When reached for comment about Smart Sense, App Annie CEO Bertrand Schmitt replied that it is a sub-brand for App Annie’s consumer apps. “We have been working on this project for a long time,” he says. “We know there’s a strong unmet demand for high quality usage insights and we think we’re in a great position to meet that demand in a safe, privacy-protective way. Specifics will be announced at a later date.”

Though App Annie had been keeping Smart Sense under wraps, it’s poised to open up a very big business for the app analytics company. With the data VPN Defender, and soon, other apps, collect, App Annie could become the go-to resource for mobile app data that has been otherwise impossible to collect via a third party following Onavo’s exit, which left a gaping hole in the market.

If you recall, when Onavo first got started, it offered consumers mobile data tracking apps that helped lower your bills by utilizing data compression techniques. It later launched a VPN app for safe browsing. And on the backs of these consumer-facing applications, Onavo was able to establish a footprint on smartphones around the world, allowing it to create a mobile data and ad analytics business that could see the traffic taking place across hundreds of thousands of app on millions of devices.
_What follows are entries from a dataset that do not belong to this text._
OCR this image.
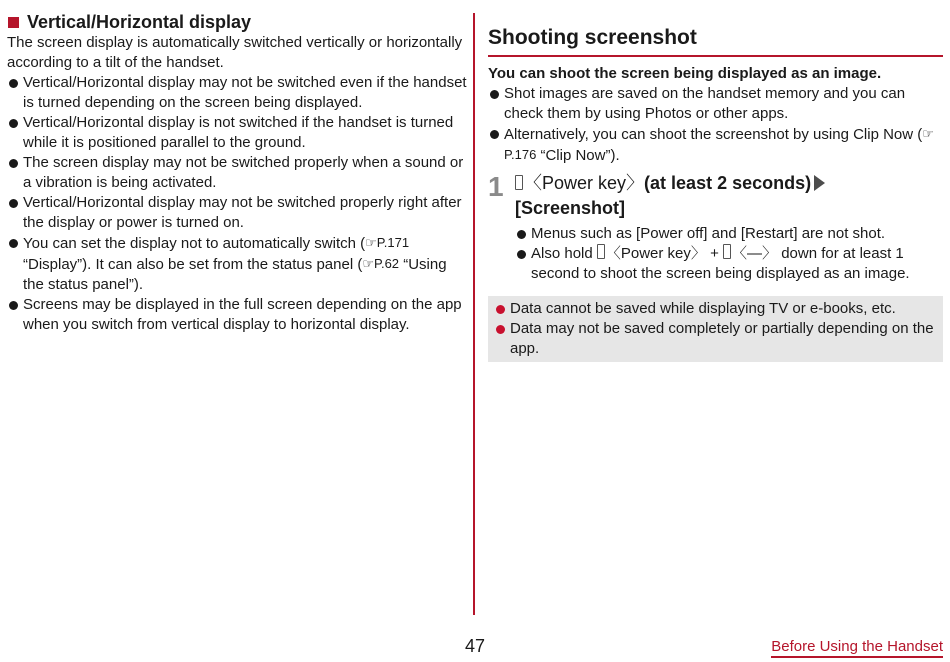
Vertical/Horizontal display

The screen display is automatically switched vertically or horizontally according to a tilt of the handset.

Vertical/Horizontal display may not be switched even if the handset is turned depending on the screen being displayed.
Vertical/Horizontal display is not switched if the handset is turned while it is positioned parallel to the ground.
The screen display may not be switched properly when a sound or a vibration is being activated.
Vertical/Horizontal display may not be switched properly right after the display or power is turned on.
You can set the display not to automatically switch (☞P.171 “Display”). It can also be set from the status panel (☞P.62 “Using the status panel”).
Screens may be displayed in the full screen depending on the app when you switch from vertical display to horizontal display.
Shooting screenshot

You can shoot the screen being displayed as an image.

Shot images are saved on the handset memory and you can check them by using Photos or other apps.
Alternatively, you can shoot the screenshot by using Clip Now (☞P.176 “Clip Now”).
1	〈Power key〉(at least 2 seconds)
[Screenshot]
Menus such as [Power off] and [Restart] are not shot.
Also hold 〈Power key〉 + 〈—〉 down for at least 1 second to shoot the screen being displayed as an image.
Data cannot be saved while displaying TV or e-books, etc.
Data may not be saved completely or partially depending on the app.
47	Before Using the Handset
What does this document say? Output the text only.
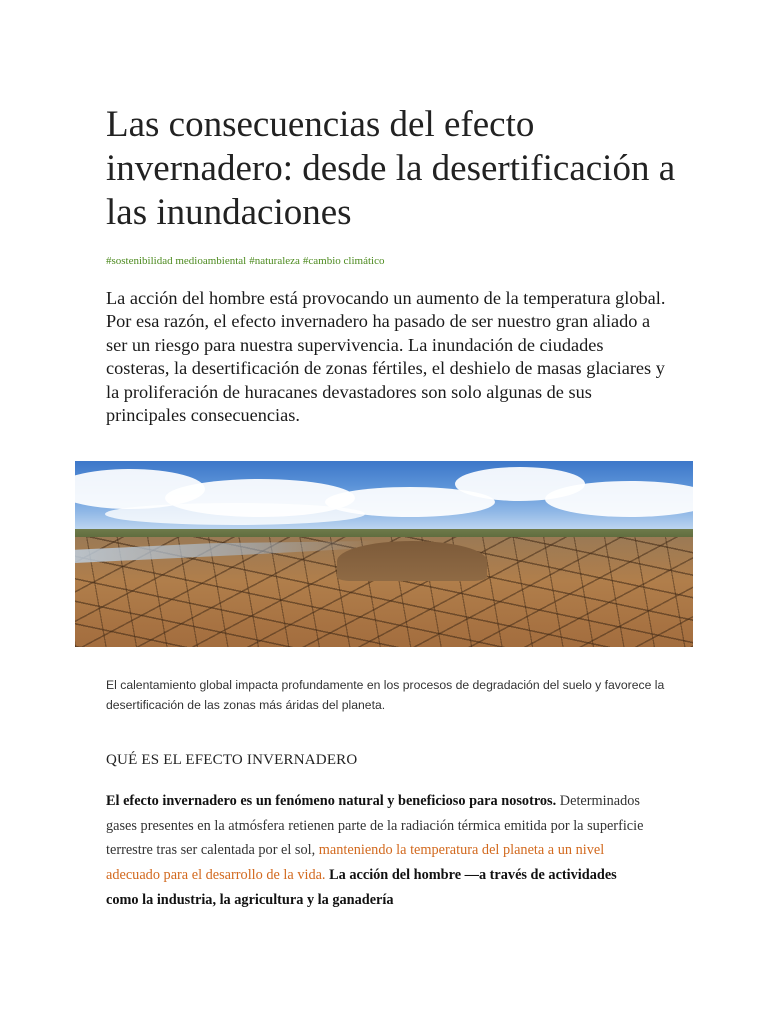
Las consecuencias del efecto invernadero: desde la desertificación a las inundaciones
#sostenibilidad medioambiental #naturaleza #cambio climático

La acción del hombre está provocando un aumento de la temperatura global. Por esa razón, el efecto invernadero ha pasado de ser nuestro gran aliado a ser un riesgo para nuestra supervivencia. La inundación de ciudades costeras, la desertificación de zonas fértiles, el deshielo de masas glaciares y la proliferación de huracanes devastadores son solo algunas de sus principales consecuencias.

El calentamiento global impacta profundamente en los procesos de degradación del suelo y favorece la desertificación de las zonas más áridas del planeta.

QUÉ ES EL EFECTO INVERNADERO

El efecto invernadero es un fenómeno natural y beneficioso para nosotros. Determinados gases presentes en la atmósfera retienen parte de la radiación térmica emitida por la superficie terrestre tras ser calentada por el sol, manteniendo la temperatura del planeta a un nivel adecuado para el desarrollo de la vida. La acción del hombre —a través de actividades como la industria, la agricultura y la ganadería
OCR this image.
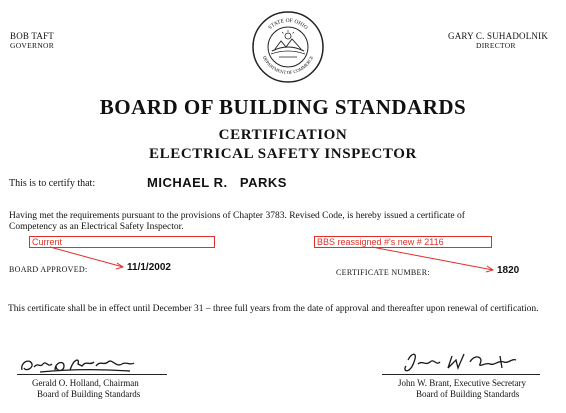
BOB TAFT
GOVERNOR
GARY C. SUHADOLNIK
DIRECTOR
STATE OF OHIO
DEPARTMENT OF COMMERCE
BOARD OF BUILDING STANDARDS
CERTIFICATION
ELECTRICAL SAFETY INSPECTOR
This is to certify that:	MICHAEL R.   PARKS
Having met the requirements pursuant to the provisions of Chapter 3783. Revised Code, is hereby issued a certificate of
Competency as an Electrical Safety Inspector.
Current	BBS reassigned #'s new # 2116
BOARD APPROVED:	11/1/2002	CERTIFICATE NUMBER:	1820
This certificate shall be in effect until December 31 – three full years from the date of approval and thereafter upon renewal of certification.
Gerald O. Holland, Chairman
Board of Building Standards
John W. Brant, Executive Secretary
Board of Building Standards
For anyone looking into mobile startups from the outside, Onavo served as one of the few sources that offered visibility into an app’s true performance. It provided details as to which mobile apps actually have active users and whether those users were gained through organic means – insights that were hard to access otherwise, as the app stores’ top charts today are focused on downloads and velocity, not retention.

Facebook was a customer of Onavo’s before they found it valuable enough to scoop up for themselves. And now Facebook seems fairly obsessed with cloning what it sees as the next up-and-coming social experiences on mobile – but perhaps Facebook is obsessed because it has the actual data. 

smartsense4

smartsense1

Smart Sense appears to be following down the same path Onavo laid out in front of them, except that its VPN app is offering access to blocked sites and apps, while Onavo’s is more focused on secure browsing. Schmitt says that the app’s bigger differentiation is that it will offer a high-quality VPN experience with no bandwidth limitation for free to end users.

That’s another clear sign that App Annie isn’t interested in making money from the VPN app itself, but rather the data it ingests. Schmitt declined to go into detail as to how this data compares with Onavo’s but noted that it has yet to be incorporated into App Annie’s publicly available services, free or paid.

VPN Defender will be the first of several free consumer apps from the company, it appears. The website says that Smart Sense is “working on next generation intelligent apps for your mobile device,” and the CEO adds that Smart Sense will be “evaluating the consumer app market for other opportunities to improve consumers’ lives.”